The Basics of Shares Outstanding and EPS
Calculating EPS is done by dividing earnings (“net income”) by shares outstanding. The difference between “diluted” and “basic” lies in how you count shares outstanding.
Basically, the diluted EPS formula calculates the “worst case” scenario for shares outstanding. This is the case where the company is as diluted as it’ll ever be.
If you understand basic corporate compensation, you’ll know that many employees are paid through stock options (“stock based compensation”). However, the premise of a stock option is that the employee has the choice to either exercise the option or hold it longer.

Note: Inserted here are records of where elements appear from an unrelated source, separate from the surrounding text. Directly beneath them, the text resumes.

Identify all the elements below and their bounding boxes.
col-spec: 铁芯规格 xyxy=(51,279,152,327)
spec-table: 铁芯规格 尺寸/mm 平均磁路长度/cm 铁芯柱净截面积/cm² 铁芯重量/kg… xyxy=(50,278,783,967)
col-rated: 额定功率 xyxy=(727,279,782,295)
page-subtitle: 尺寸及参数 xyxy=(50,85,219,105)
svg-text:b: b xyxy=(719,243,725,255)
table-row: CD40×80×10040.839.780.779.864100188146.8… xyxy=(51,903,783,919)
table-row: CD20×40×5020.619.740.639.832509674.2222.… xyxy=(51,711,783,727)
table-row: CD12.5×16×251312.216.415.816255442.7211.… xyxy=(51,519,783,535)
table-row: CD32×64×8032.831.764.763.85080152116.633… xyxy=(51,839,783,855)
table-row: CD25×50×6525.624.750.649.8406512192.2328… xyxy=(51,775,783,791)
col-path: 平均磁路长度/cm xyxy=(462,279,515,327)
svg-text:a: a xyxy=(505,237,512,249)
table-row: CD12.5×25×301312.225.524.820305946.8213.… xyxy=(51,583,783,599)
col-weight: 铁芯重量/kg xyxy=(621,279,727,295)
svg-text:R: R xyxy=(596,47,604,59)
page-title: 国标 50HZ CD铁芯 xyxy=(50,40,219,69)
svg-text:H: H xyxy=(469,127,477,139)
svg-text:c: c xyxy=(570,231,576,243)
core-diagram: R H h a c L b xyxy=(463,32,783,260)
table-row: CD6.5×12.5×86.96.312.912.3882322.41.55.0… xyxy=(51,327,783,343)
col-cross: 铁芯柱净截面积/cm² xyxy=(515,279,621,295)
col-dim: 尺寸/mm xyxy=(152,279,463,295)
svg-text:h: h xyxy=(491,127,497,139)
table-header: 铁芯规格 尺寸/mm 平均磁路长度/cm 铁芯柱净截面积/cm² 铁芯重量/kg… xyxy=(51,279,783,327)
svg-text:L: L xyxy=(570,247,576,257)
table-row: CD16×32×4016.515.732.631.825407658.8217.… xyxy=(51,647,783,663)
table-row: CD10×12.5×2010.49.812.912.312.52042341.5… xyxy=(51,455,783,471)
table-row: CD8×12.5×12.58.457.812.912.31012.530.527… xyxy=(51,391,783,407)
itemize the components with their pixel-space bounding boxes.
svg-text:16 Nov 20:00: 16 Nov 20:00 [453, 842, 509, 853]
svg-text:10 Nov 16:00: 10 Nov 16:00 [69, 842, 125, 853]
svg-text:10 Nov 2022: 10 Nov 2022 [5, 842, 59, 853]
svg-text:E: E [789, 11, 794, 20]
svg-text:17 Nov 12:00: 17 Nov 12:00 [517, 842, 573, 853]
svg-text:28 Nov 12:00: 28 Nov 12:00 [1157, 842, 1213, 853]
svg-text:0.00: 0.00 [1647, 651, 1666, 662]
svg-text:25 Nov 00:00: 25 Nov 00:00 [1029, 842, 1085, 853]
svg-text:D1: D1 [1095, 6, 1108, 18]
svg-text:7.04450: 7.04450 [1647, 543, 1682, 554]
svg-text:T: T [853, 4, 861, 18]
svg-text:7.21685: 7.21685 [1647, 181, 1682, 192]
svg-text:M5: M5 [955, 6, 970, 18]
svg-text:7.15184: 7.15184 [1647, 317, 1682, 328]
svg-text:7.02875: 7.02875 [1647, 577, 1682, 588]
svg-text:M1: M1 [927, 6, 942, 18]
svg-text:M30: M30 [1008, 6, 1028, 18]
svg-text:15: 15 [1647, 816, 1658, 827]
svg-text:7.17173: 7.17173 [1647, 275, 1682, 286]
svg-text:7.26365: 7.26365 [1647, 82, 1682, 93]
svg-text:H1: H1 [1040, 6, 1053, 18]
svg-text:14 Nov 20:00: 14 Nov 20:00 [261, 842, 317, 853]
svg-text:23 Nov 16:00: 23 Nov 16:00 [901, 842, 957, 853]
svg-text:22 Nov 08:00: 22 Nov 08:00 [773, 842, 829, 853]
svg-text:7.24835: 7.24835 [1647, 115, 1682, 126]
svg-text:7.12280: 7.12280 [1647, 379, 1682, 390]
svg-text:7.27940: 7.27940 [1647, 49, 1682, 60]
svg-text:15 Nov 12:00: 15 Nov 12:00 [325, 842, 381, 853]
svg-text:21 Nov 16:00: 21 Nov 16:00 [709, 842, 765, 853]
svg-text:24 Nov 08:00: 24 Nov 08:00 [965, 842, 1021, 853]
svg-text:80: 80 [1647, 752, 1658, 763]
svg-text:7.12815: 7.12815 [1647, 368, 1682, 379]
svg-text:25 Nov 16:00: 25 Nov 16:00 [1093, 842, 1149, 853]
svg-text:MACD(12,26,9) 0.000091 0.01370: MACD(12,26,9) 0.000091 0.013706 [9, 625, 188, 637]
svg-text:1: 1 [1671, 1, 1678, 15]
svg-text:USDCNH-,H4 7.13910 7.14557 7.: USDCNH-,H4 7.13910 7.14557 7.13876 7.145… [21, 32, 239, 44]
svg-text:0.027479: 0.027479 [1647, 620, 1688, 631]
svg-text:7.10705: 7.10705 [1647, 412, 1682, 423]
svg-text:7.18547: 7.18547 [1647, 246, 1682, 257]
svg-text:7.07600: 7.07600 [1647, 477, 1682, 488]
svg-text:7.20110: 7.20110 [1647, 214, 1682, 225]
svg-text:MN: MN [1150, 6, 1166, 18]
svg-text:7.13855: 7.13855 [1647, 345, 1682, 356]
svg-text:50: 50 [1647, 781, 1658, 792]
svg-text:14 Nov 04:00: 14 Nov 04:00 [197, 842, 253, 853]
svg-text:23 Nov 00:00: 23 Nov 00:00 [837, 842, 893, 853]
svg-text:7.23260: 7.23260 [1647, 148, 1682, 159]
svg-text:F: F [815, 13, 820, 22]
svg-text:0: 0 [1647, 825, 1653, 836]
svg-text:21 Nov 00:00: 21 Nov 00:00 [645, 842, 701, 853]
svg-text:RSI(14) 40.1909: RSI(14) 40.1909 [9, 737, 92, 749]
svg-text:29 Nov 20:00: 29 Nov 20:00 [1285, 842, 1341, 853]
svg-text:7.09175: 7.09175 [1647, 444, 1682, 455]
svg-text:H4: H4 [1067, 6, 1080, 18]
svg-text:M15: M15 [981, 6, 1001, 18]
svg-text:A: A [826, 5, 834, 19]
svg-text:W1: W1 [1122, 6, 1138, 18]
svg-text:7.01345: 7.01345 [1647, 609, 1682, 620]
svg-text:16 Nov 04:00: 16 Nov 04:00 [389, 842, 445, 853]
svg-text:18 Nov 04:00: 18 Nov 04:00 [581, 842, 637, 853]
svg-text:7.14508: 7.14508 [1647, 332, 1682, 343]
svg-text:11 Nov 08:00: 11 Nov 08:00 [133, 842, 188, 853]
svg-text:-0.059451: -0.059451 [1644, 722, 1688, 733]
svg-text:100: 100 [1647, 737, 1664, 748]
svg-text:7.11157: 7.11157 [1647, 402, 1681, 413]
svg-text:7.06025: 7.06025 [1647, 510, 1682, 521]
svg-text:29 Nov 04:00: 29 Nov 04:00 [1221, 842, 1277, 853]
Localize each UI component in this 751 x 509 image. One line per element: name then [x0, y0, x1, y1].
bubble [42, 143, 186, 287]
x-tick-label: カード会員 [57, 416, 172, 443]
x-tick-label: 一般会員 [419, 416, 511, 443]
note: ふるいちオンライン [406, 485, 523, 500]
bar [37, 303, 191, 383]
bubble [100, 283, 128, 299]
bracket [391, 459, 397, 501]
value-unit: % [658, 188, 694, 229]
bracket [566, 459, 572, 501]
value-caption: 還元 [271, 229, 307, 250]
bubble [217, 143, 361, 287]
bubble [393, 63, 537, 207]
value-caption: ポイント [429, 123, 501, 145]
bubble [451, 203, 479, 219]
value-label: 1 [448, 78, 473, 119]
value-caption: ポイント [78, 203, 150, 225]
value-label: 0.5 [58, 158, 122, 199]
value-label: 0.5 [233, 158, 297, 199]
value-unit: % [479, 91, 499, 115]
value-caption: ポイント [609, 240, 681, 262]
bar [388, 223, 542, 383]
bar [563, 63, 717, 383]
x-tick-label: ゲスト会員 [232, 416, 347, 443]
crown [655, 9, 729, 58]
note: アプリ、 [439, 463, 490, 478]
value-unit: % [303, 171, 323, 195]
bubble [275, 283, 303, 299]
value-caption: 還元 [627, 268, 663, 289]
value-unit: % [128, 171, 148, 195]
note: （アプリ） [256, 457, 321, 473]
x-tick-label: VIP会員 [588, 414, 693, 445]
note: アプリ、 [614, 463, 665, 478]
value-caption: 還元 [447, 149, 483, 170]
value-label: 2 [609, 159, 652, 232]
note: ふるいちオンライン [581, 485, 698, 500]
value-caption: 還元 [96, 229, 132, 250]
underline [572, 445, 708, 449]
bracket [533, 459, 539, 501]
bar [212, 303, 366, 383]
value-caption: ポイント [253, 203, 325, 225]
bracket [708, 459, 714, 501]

Sometimes, these stock options take time to vest. It’s virtually impossible to determine when a stock option will be exercised.
This creates a basic problem for accountants. How do you categorize a stock option? Of course it’s a share, but if it isn’t exercised, then it isn’t currently part of the total shares outstanding. But… it can be exercised at any time so it can’t just be ignored from the financial statements.
Basic EPS vs. Diluted EPS
This dilemma created big problems for Wall Street during the early 2000s, until the solution was created: basic EPS and diluted EPS.
Basic EPS calculates all of the current shares outstanding without taking stock options into regard.
Diluted EPS considers every single stock option, whether it’s been exercised or not. This calculation is assuming that every stock is already exercised, and so shareholder dilution won’t be any worse than this.
It was only a little after the turn of the millennium that diluted EPS was invented. It took much controversy and a few scandals to spurn its creation. Warren Buffett famously spoke out about stock-based compensation, saying:
When using EPS in my own fundamental analysis calculations, I always use diluted EPS. Why would I ever use a value that isn’t accurate such as basic EPS?
Turns out, much of Wall Street also uses EPS, and any time you see an EPS calculation, it’s generally assumed to be diluted EPS.
I say, if basic EPS doesn’t count all of the possible shares outstanding, then what does it count? Diluted EPS should be your only consideration, and now you know why.